Who was the ‘Sinnerman’ in the classic Nina Simone song?
Serving as the climactic final ten minutes of her album Pastel Blues, ‘Sinnerman’ must go down as one of Nina Simone’s greatest artistic achievements. Although it’s not one of the artist’s own compositions in the vein of ‘Mississippi Goddam’ or ‘Four Women’, it’s just as original and significant in the pantheon of great African-American music in its own way.
Like Simone’s later recordings of musical theatre medley ‘Ain’t Got No, I Got Life’, the song is a radical reinterpretation of its source material. But unlike the contemporary show tunes Simone borrowed from the musical Hair for that subsequent single, the origins of ‘Sinnerman’ lie somewhere much deeper in the heart of her cultural heritage.
Typically spelt ‘Sinner Man’ prior to her version of it, the piece is an African-American spiritual of unknown authorship, which almost certainly dates back to the 19th century. Its incessant, driving rhythms and repetitious rounds ending in the refrain “all on that day” are hallmarks of spiritual music, which originated as work songs sung by slaves in the cotton fields of the southern United States.
Drawing on her mastery of the classical piano, Simone delivers the most extraordinary instrumental performance of her career by transforming the basic rhythm into a flowing stream of jazz, which quickens and slows, rises and descends, according to what the lyrics demand. At several points, free-flowing African rhythms are introduced, including a mesmerising section led by hand-clapping and followed by top-handed piano.
Simone first came across the song during gospel renditions aimed at reviving the Christian faith at her mother’s Methodist church. Yet her own version includes the instruction “go to the Devil”, which at first appears contrary to the religious teachings that inspired the song. The compelling call-and-response repetition of the word “power” mimics a religious conversion event that Simone would have witnessed as a child, but more in form than in content. The word seems to take on further significance when Simone and her band repeat it with such potency.
Which “sinner man” is she referring to?
The original spiritual ‘Sinner Man’ was ostensibly based on a story in the biblical Book of Exodus, in which a man attempts to run from God’s judgment on humankind’s Day of Reckoning, but in the end fails to escape his fate as a sinner. Somehow, Simone turns what should be an ominous warning to those who don’t follow the righteous path of God into a formidable statement of defiance.

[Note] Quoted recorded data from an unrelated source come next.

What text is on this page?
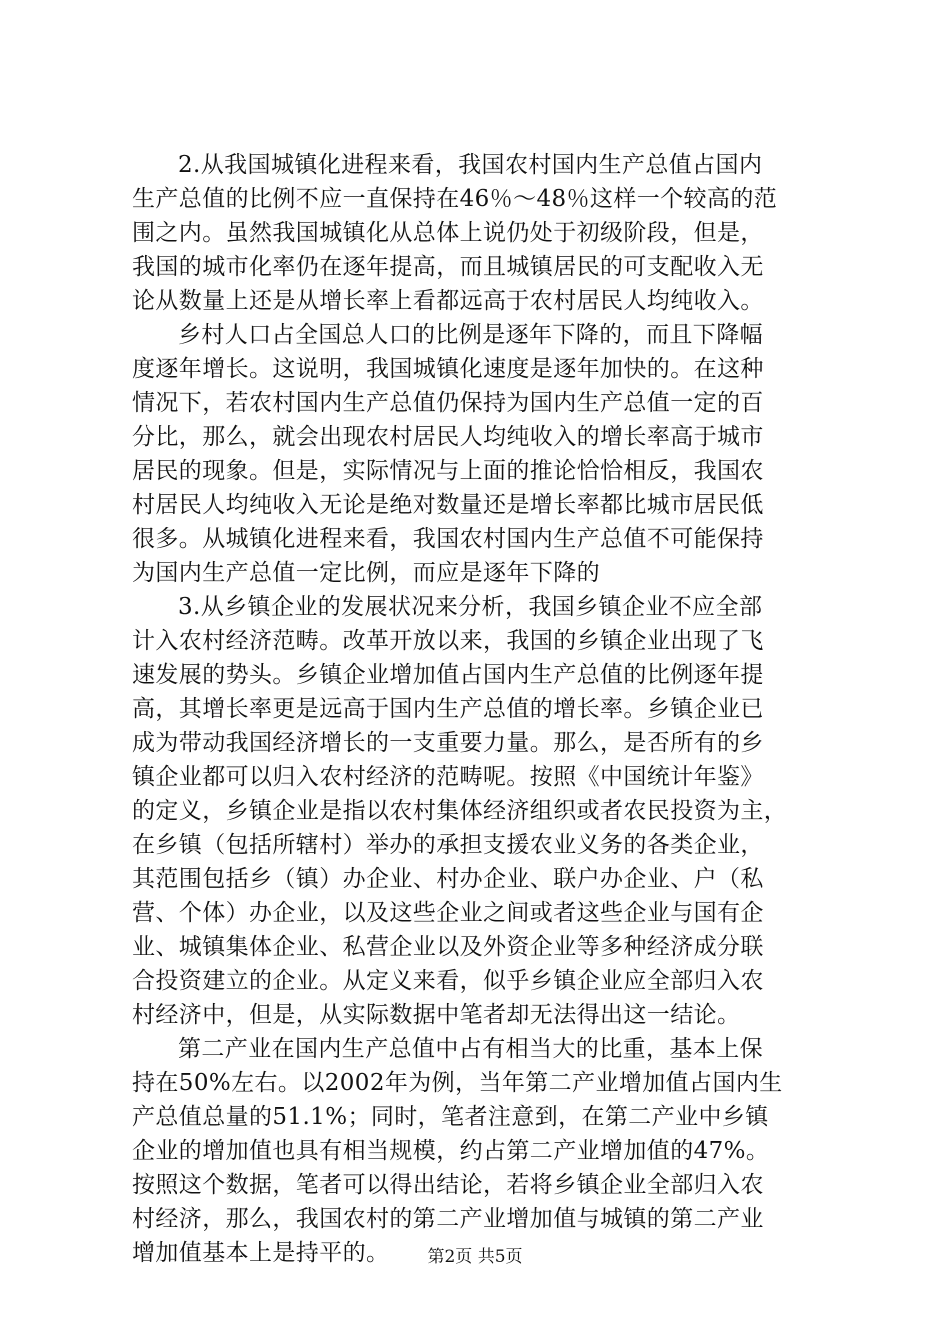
2.从我国城镇化进程来看，我国农村国内生产总值占国内
生产总值的比例不应一直保持在46％～48％这样一个较高的范
围之内。虽然我国城镇化从总体上说仍处于初级阶段，但是，
我国的城市化率仍在逐年提高，而且城镇居民的可支配收入无
论从数量上还是从增长率上看都远高于农村居民人均纯收入。
乡村人口占全国总人口的比例是逐年下降的，而且下降幅
度逐年增长。这说明，我国城镇化速度是逐年加快的。在这种
情况下，若农村国内生产总值仍保持为国内生产总值一定的百
分比，那么，就会出现农村居民人均纯收入的增长率高于城市
居民的现象。但是，实际情况与上面的推论恰恰相反，我国农
村居民人均纯收入无论是绝对数量还是增长率都比城市居民低
很多。从城镇化进程来看，我国农村国内生产总值不可能保持
为国内生产总值一定比例，而应是逐年下降的
3.从乡镇企业的发展状况来分析，我国乡镇企业不应全部
计入农村经济范畴。改革开放以来，我国的乡镇企业出现了飞
速发展的势头。乡镇企业增加值占国内生产总值的比例逐年提
高，其增长率更是远高于国内生产总值的增长率。乡镇企业已
成为带动我国经济增长的一支重要力量。那么，是否所有的乡
镇企业都可以归入农村经济的范畴呢。按照《中国统计年鉴》
的定义，乡镇企业是指以农村集体经济组织或者农民投资为主，
在乡镇（包括所辖村）举办的承担支援农业义务的各类企业，
其范围包括乡（镇）办企业、村办企业、联户办企业、户（私
营、个体）办企业，以及这些企业之间或者这些企业与国有企
业、城镇集体企业、私营企业以及外资企业等多种经济成分联
合投资建立的企业。从定义来看，似乎乡镇企业应全部归入农
村经济中，但是，从实际数据中笔者却无法得出这一结论。
第二产业在国内生产总值中占有相当大的比重，基本上保
持在50%左右。以2002年为例，当年第二产业增加值占国内生
产总值总量的51.1%；同时，笔者注意到，在第二产业中乡镇
企业的增加值也具有相当规模，约占第二产业增加值的47%。
按照这个数据，笔者可以得出结论，若将乡镇企业全部归入农
村经济，那么，我国农村的第二产业增加值与城镇的第二产业
增加值基本上是持平的。	第2页 共5页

The first extended calls of “power” and “kingdom” come immediately after Simone admits she “ran to the Devil” on the Lord’s instruction. She seems to be invoking the true experience of African Americans, who were brutalised and oppressed to such an extent by white slaveowners and the Jim Crow South that they had no choice but to rise up and fight back.
Simone repeatedly expresses her exasperation at the apparent limitations of God and religion in resolving the plight of black Americans. ”Don’t you see me down here prayin’?” she cries out before returning with an even more direct question in the song’s final lines: “Don’t you know I need you, Lord?”
She makes it very clear that turning to the Devil is ultimately the only option the “sinner man” has at his disposal. And not only the Devil but the Devil’s music, otherwise known as the blues. The music took the spiritual away from religious themes and gave rise to all other traditions of popular music in the United States thereafter, thanks to the cultural influence of former slaves from Africa. Not least, Simone’s own potent mix of jazz and unholy gospel.
And so, although the “sinner man” she’s referring to isn’t any particular person, he’s certainly more specific than the generic human sinner referred to in the Book of Exodus. He’s a black American forced into a corner from which he has to fight his way out. Through the black struggle, black power, and black music.
Three things in which Simone herself was an active and influential participant for most of her life, from the civil rights movement, her protest songs and association with the Black Panther Party, and her time living in Liberia. Nina Simone was the sinnerwoman she was singing about.